Démonstration de force

"On a voulu montrer qu'on pouvait prendre possession de tous les espaces, même stratégiques, de Guyane. C'était une démonstration de force", a indiqué à un journaliste de l'AFP Manuel Jean-Baptiste, à propos de l'occupation durant 24 heures du Centre spatial guyanais (CSG) à Kourou. Le retrait s'était décidé après la tenue à l'Elysée d'un conseil des ministres qui a validé un plan d'urgence de plus d'un milliard à destination de la Guyane.

Pas un incident

François Hollande a affirmé que le gouvernement devait à la fois faire preuve de "dialogue" et de "responsabilité", avait rapporté le porte-parole, Stéphane Le Foll.

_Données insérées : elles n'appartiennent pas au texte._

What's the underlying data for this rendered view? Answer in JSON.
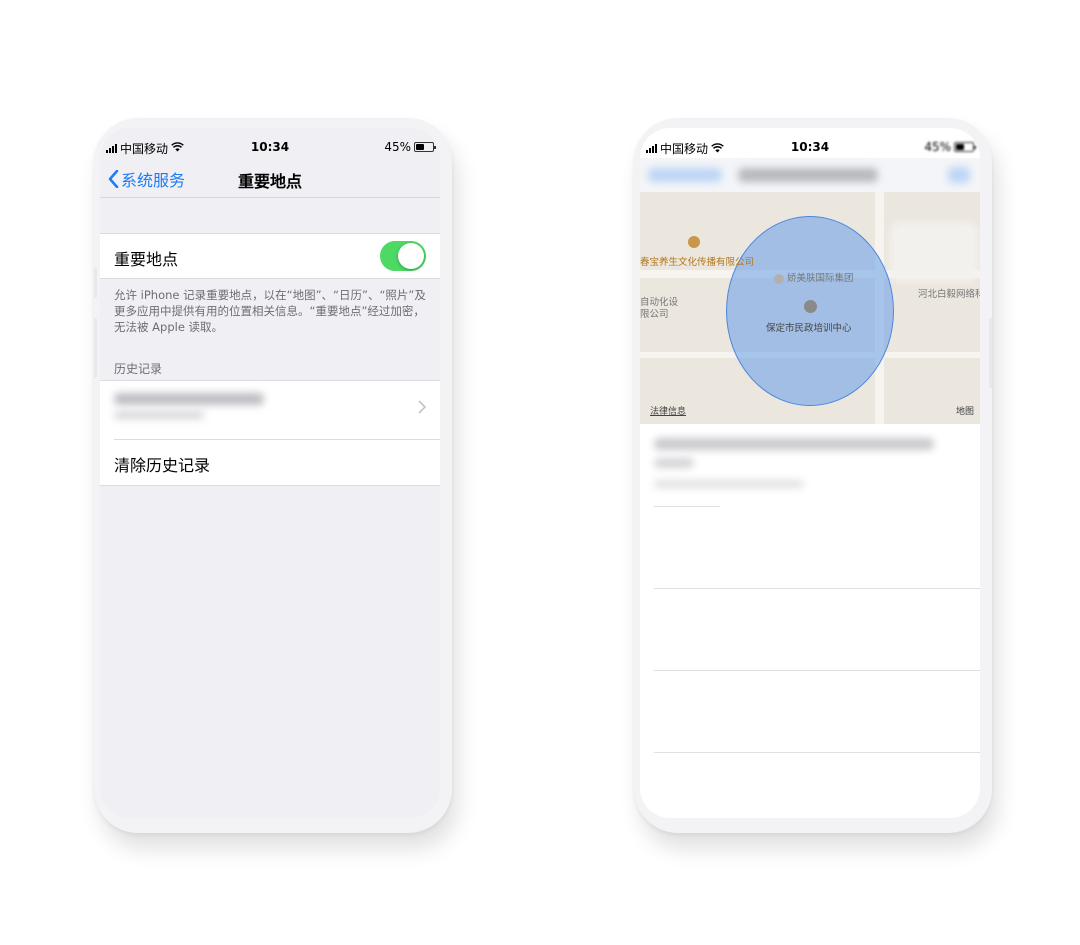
{
  "status_bar": {
    "carrier": "中国移动",
    "time": "10:34",
    "battery": "45%",
    "battery_level": 0.45
  },
  "left_screen": {
    "nav": {
      "back_label": "系统服务",
      "title": "重要地点"
    },
    "toggle_row": {
      "label": "重要地点",
      "enabled": true
    },
    "footnote": "允许 iPhone 记录重要地点，以在“地图”、“日历”、“照片”及更多应用中提供有用的位置相关信息。“重要地点”经过加密，无法被 Apple 读取。",
    "history_header": "历史记录",
    "clear_history_label": "清除历史记录"
  },
  "right_screen": {
    "map_labels": {
      "poi_1": "春宝养生文化传播有限公司",
      "poi_2": "娇美肤国际集团",
      "poi_3": "保定市民政培训中心",
      "poi_4": "河北白毅网络科",
      "poi_5": "自动化设",
      "poi_6": "限公司",
      "legal": "法律信息",
      "maps_brand": "地图"
    }
  },
  "colors": {
    "accent_blue": "#1e7bf5",
    "toggle_green": "#4cd964",
    "region_circle": "#72a4e8"
  }
}
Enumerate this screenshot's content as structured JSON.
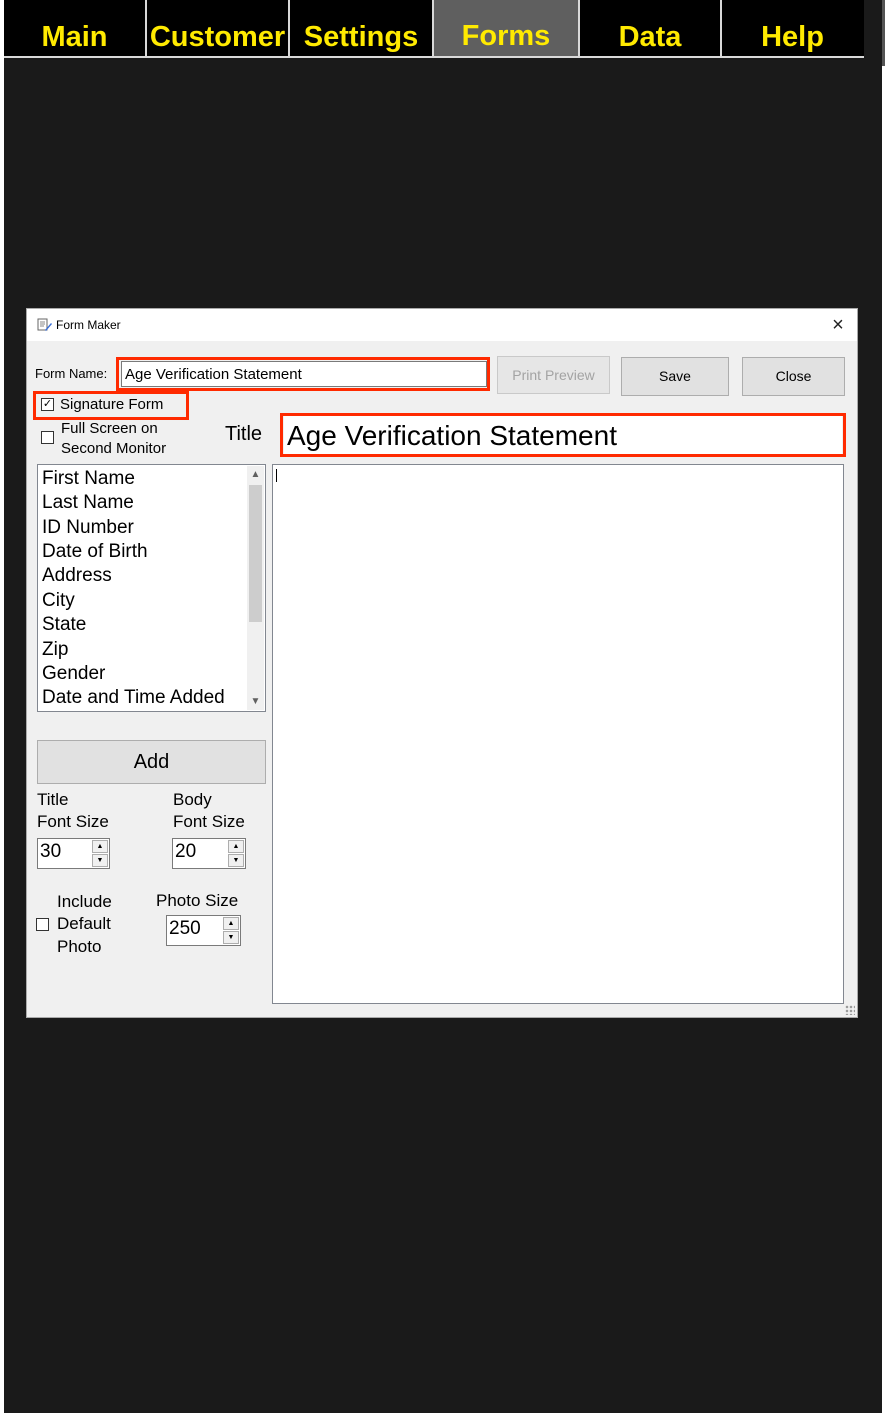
{
  "menu": {
    "tabs": [
      {
        "label": "Main"
      },
      {
        "label": "Customer"
      },
      {
        "label": "Settings"
      },
      {
        "label": "Forms"
      },
      {
        "label": "Data"
      },
      {
        "label": "Help"
      }
    ],
    "active": "Forms",
    "text_color": "#ffea00",
    "active_bg": "#5f5f5f"
  },
  "dialog": {
    "title": "Form Maker",
    "close_glyph": "×",
    "form_name_label": "Form Name:",
    "form_name_value": "Age Verification Statement",
    "print_preview_label": "Print Preview",
    "save_label": "Save",
    "close_label": "Close",
    "signature_form_label": "Signature Form",
    "signature_form_checked": true,
    "full_screen_label_1": "Full Screen on",
    "full_screen_label_2": "Second Monitor",
    "full_screen_checked": false,
    "title_label": "Title",
    "title_value": "Age Verification Statement",
    "fields": [
      "First Name",
      "Last Name",
      "ID Number",
      "Date of Birth",
      "Address",
      "City",
      "State",
      "Zip",
      "Gender",
      "Date and Time Added"
    ],
    "add_label": "Add",
    "title_font_label_1": "Title",
    "title_font_label_2": "Font Size",
    "title_font_value": "30",
    "body_font_label_1": "Body",
    "body_font_label_2": "Font Size",
    "body_font_value": "20",
    "include_photo_label_1": "Include",
    "include_photo_label_2": "Default",
    "include_photo_label_3": "Photo",
    "include_photo_checked": false,
    "photo_size_label": "Photo Size",
    "photo_size_value": "250",
    "body_text": "",
    "highlight_color": "#ff2a00"
  }
}
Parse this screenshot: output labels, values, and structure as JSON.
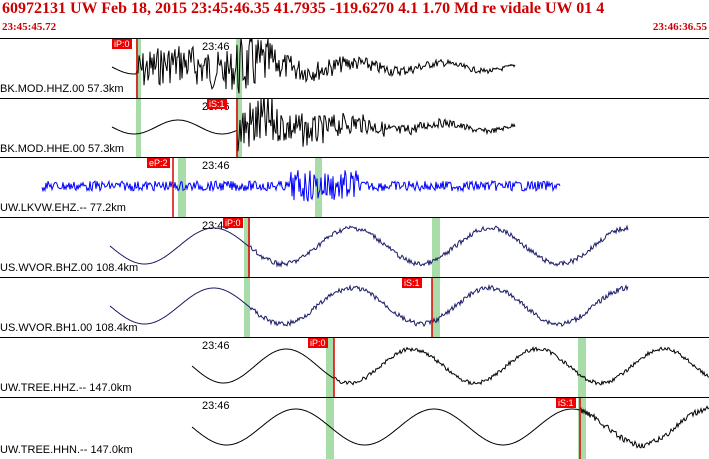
{
  "header": {
    "title": "60972131 UW Feb 18, 2015 23:45:46.35   41.7935 -119.6270  4.1 1.70 Md re vidale UW 01   4",
    "start_time": "23:45:45.72",
    "end_time": "23:46:36.55"
  },
  "colors": {
    "header_text": "#cc0000",
    "pick_box": "#ee0000",
    "window_band": "#a8dca8",
    "trace_default": "#000000",
    "trace_blue": "#0000ff",
    "trace_navy": "#1a1a66"
  },
  "traces": [
    {
      "label": "BK.MOD.HHZ.00 57.3km",
      "time": "23:46",
      "pick": "iP:0"
    },
    {
      "label": "BK.MOD.HHE.00 57.3km",
      "time": "23:46",
      "pick": "iS:1"
    },
    {
      "label": "UW.LKVW.EHZ.-- 77.2km",
      "time": "23:46",
      "pick": "eP:2"
    },
    {
      "label": "US.WVOR.BHZ.00 108.4km",
      "time": "23:46",
      "pick": "iP:0"
    },
    {
      "label": "US.WVOR.BH1.00 108.4km",
      "time": "",
      "pick": "iS:1"
    },
    {
      "label": "UW.TREE.HHZ.-- 147.0km",
      "time": "23:46",
      "pick": "iP:0"
    },
    {
      "label": "UW.TREE.HHN.-- 147.0km",
      "time": "23:46",
      "pick": "iS:1"
    }
  ]
}
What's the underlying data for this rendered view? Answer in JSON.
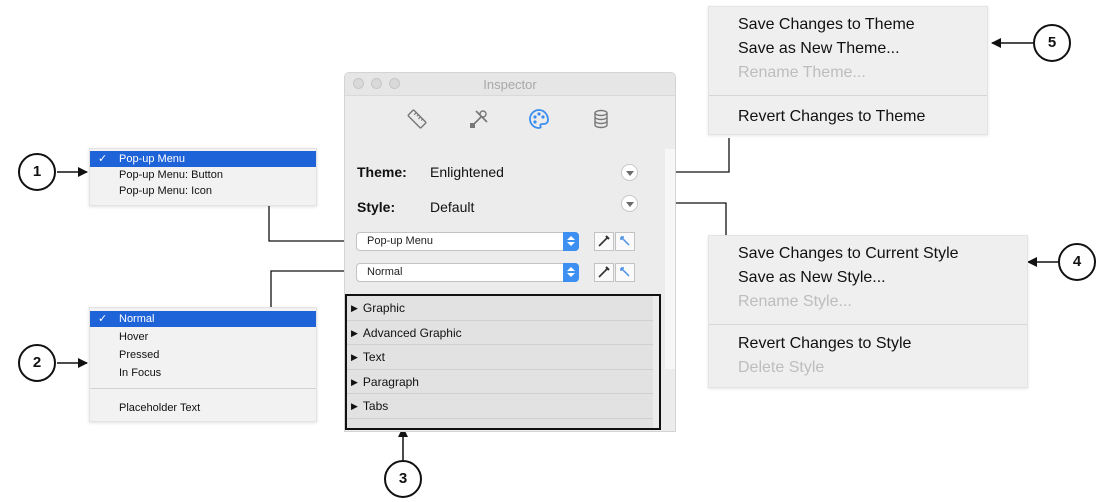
{
  "inspector": {
    "title": "Inspector",
    "toolbar_icons": [
      "ruler-icon",
      "tools-icon",
      "palette-icon",
      "database-icon"
    ],
    "theme_label": "Theme:",
    "theme_value": "Enlightened",
    "style_label": "Style:",
    "style_value": "Default",
    "element_popup": "Pop-up Menu",
    "state_popup": "Normal",
    "sections": [
      "Graphic",
      "Advanced Graphic",
      "Text",
      "Paragraph",
      "Tabs"
    ]
  },
  "element_menu": {
    "items": [
      {
        "label": "Pop-up Menu",
        "checked": true
      },
      {
        "label": "Pop-up Menu: Button",
        "checked": false
      },
      {
        "label": "Pop-up Menu: Icon",
        "checked": false
      }
    ]
  },
  "state_menu": {
    "items": [
      {
        "label": "Normal",
        "checked": true
      },
      {
        "label": "Hover",
        "checked": false
      },
      {
        "label": "Pressed",
        "checked": false
      },
      {
        "label": "In Focus",
        "checked": false
      }
    ],
    "extra": "Placeholder Text"
  },
  "theme_menu": {
    "items": [
      {
        "label": "Save Changes to Theme",
        "disabled": false
      },
      {
        "label": "Save as New Theme...",
        "disabled": false
      },
      {
        "label": "Rename Theme...",
        "disabled": true
      }
    ],
    "revert": "Revert Changes to Theme"
  },
  "style_menu": {
    "items": [
      {
        "label": "Save Changes to Current Style",
        "disabled": false
      },
      {
        "label": "Save as New Style...",
        "disabled": false
      },
      {
        "label": "Rename Style...",
        "disabled": true
      }
    ],
    "revert": "Revert Changes to Style",
    "delete": "Delete Style"
  },
  "callouts": [
    "1",
    "2",
    "3",
    "4",
    "5"
  ],
  "colors": {
    "selection": "#1f63d8",
    "popup_accent": "#3d8ff2",
    "active_icon": "#3b8df0"
  }
}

Soulignant "le travail qui a été fait" par les ministres Matthias Fekl (Intérieur) et Ericka Bareigts (Outre-mer), le chef de l'Etat "a salué leur courage face à des moments où l'intimidation a(vait) pris le pas sur le dialogue", avait indiqué Stéphane Le Foll, ce qui avait fait pouffer de rire les protestataires présents au CSG, quand les manifestations guyanaises, depuis deux semaines, n'ont pas connu "un seul incident".

Alors que les "428 propositions du collectif" guyanais ont "été travaillées en totalité" et que le plan gouvernemental y répond "à hauteur de 75%", la ministre des Outre-mer a indiqué, depuis le perron de l'Elysée, que le gouvernement ne souhaitait pas "engager l'Etat sur des mesures qui n'auraient pas demain de réalité". Bernard Cazeneuve a annoncé de son côté dans un entretien au quotidien régional France-Guyane qu'un "groupe de suivi" allait être mis en place pour "poursuivre les discussions" sur le plan d'aide.
Najat Vallaud-Belkacem, Matthias Fekl, Ericka Bareigts et Stéphane Le Foll à l'issue du conseil des ministres

3,1 milliards d'euros demandés

Le collectif "Pou La Gwiyann dékolé", qui pilote le mouvement, avait exigé dimanche 2,5 milliards d'euros "tout de suite", en tenant compte du milliard d'aide d'urgence. Il demande désormais 3,1 milliards d'euros. "Nous voulons faire que les mesures qui sont prises aujourd'hui soient des mesures réalisables, financées et qui seront réalisées", a répété la ministre. "Les trois milliards, ce n'est pas pour tout de suite. On peut gratter ici ou là pour répondre à nos revendications légitimes", a réagi le député Gabriel Serville (PSG).